A Challenging Task: Identifying Patients with Cancer of Unknown Primary (CUP) According to ESMO Guidelines: The CUPISCO Trial Experience

Affiliations
Clinical Trial

A Challenging Task: Identifying Patients with Cancer of Unknown Primary (CUP) According to ESMO Guidelines: The CUPISCO Trial Experience

Chantal Pauli et al. Oncologist. 2021 May.

Abstract

Background: CUPISCO is an ongoing randomized phase II trial (NCT03498521) comparing molecularly guided therapy versus platinum-based chemotherapy in patients newly diagnosed with "unfavorable" cancer of unknown primary (CUP).

Materials and methods: Patients with an unfavorable CUP diagnosis, as defined by the European Society of Medical Oncology (ESMO), and available cancer tissue for molecular sequencing are generally eligible. Potential patients with CUP entering screening undergo a review involving reference histopathology and clinical work-up by a central eligibility review team (ERT). Patients with "favorable" CUP, a strongly suspected primary site of origin, lack of tissue, or unmet inclusion criteria are excluded.

Results: As of April 30, 2020, 628 patients had entered screening and 346 (55.1%) were screen failed. Screen fails were due to technical reasons (n = 89), failure to meet inclusion and exclusion criteria not directly related to CUP diagnosis (n = 89), and other reasons (n = 33). A total of 124 (35.8%) patients were excluded because unfavorable adeno- or poorly differentiated CUP could not be confirmed by the ERT. These cases were classified into three groups ineligible because of (a) histologic subtype, such as squamous and neuroendocrine, or favorable CUP; (b) evidence of a possible primary tumor; or (c) noncarcinoma histology.

Conclusion: Experience with CUPISCO has highlighted challenges with standardized screening in an international clinical trial and the difficulties in diagnosing unfavorable CUP. Reconfirmation of unfavorable CUP by an ERT in a clinical trial can result in many reasons for screen failures. By sharing this experience, we aim to foster understanding of diagnostic challenges and improve diagnostic pathology and clinical CUP algorithms.

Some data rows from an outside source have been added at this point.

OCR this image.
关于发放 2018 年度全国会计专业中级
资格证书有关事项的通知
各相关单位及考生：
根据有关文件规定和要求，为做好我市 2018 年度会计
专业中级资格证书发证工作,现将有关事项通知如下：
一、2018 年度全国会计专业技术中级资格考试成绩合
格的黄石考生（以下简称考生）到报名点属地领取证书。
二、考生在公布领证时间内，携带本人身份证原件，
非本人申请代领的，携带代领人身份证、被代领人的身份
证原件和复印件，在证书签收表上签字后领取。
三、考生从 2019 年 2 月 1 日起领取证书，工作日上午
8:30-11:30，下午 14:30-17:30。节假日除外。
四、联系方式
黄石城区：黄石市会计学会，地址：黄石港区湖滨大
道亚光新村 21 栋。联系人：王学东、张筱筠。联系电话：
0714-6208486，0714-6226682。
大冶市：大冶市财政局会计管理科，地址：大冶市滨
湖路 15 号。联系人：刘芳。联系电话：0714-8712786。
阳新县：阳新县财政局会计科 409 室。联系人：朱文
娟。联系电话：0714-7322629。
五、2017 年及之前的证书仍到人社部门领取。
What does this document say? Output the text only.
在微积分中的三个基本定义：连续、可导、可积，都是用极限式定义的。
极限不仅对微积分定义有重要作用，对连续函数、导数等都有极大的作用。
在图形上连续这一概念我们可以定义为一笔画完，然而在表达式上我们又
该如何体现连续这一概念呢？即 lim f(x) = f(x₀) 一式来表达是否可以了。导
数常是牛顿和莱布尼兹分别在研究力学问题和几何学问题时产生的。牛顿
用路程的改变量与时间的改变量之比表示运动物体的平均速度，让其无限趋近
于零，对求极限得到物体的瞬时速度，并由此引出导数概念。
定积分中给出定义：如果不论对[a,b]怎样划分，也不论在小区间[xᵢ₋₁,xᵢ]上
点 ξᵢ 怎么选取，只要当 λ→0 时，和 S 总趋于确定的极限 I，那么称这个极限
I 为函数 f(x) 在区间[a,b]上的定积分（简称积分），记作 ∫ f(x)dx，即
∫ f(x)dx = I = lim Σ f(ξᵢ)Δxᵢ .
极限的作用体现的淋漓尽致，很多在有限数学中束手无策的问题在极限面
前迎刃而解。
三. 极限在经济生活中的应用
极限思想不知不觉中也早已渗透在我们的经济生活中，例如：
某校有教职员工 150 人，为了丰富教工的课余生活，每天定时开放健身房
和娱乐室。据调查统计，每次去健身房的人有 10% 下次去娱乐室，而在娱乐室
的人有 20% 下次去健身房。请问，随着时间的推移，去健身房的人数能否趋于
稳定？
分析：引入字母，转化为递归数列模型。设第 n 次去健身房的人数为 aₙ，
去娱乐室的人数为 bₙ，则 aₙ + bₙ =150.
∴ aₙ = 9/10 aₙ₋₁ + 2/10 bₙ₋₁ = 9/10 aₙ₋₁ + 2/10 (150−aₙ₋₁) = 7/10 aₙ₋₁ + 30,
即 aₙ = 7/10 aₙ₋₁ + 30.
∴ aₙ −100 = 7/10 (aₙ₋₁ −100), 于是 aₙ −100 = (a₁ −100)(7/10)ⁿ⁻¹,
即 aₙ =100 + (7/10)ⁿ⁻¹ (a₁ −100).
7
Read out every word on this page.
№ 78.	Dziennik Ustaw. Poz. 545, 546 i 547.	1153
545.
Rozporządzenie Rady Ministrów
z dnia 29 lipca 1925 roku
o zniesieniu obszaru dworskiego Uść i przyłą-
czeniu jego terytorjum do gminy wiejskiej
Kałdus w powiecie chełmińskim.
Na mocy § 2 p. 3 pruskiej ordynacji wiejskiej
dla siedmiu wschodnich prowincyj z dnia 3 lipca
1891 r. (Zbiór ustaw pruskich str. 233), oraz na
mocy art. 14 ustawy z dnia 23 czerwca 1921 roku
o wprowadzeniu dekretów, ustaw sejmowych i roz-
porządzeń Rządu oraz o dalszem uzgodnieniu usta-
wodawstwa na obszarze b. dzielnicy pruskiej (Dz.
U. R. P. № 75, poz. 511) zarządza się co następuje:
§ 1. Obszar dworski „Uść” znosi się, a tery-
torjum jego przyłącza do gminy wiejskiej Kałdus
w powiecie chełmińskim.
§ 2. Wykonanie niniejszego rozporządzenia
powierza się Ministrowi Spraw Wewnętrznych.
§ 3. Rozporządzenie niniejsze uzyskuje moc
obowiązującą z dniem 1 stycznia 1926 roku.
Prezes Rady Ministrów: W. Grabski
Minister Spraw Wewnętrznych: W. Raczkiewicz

Implications for practice: A high unmet need exists for improved treatment of cancer of unknown primary (CUP); however, study in a trial setting is faced with the significant challenge of definitively distinguishing CUP from other cancer types. This article reports the authors' experience of this challenge so far in the ongoing CUPISCO trial, which compares treatments guided by patients' unique genetic signatures versus standard chemotherapy. The data presented will aid future decision-making regarding diagnosing true CUP cases; this will have far-reaching implications in the design, execution, and interpretation of not only CUPISCO but also future clinical studies aiming to find much-needed treatment strategies.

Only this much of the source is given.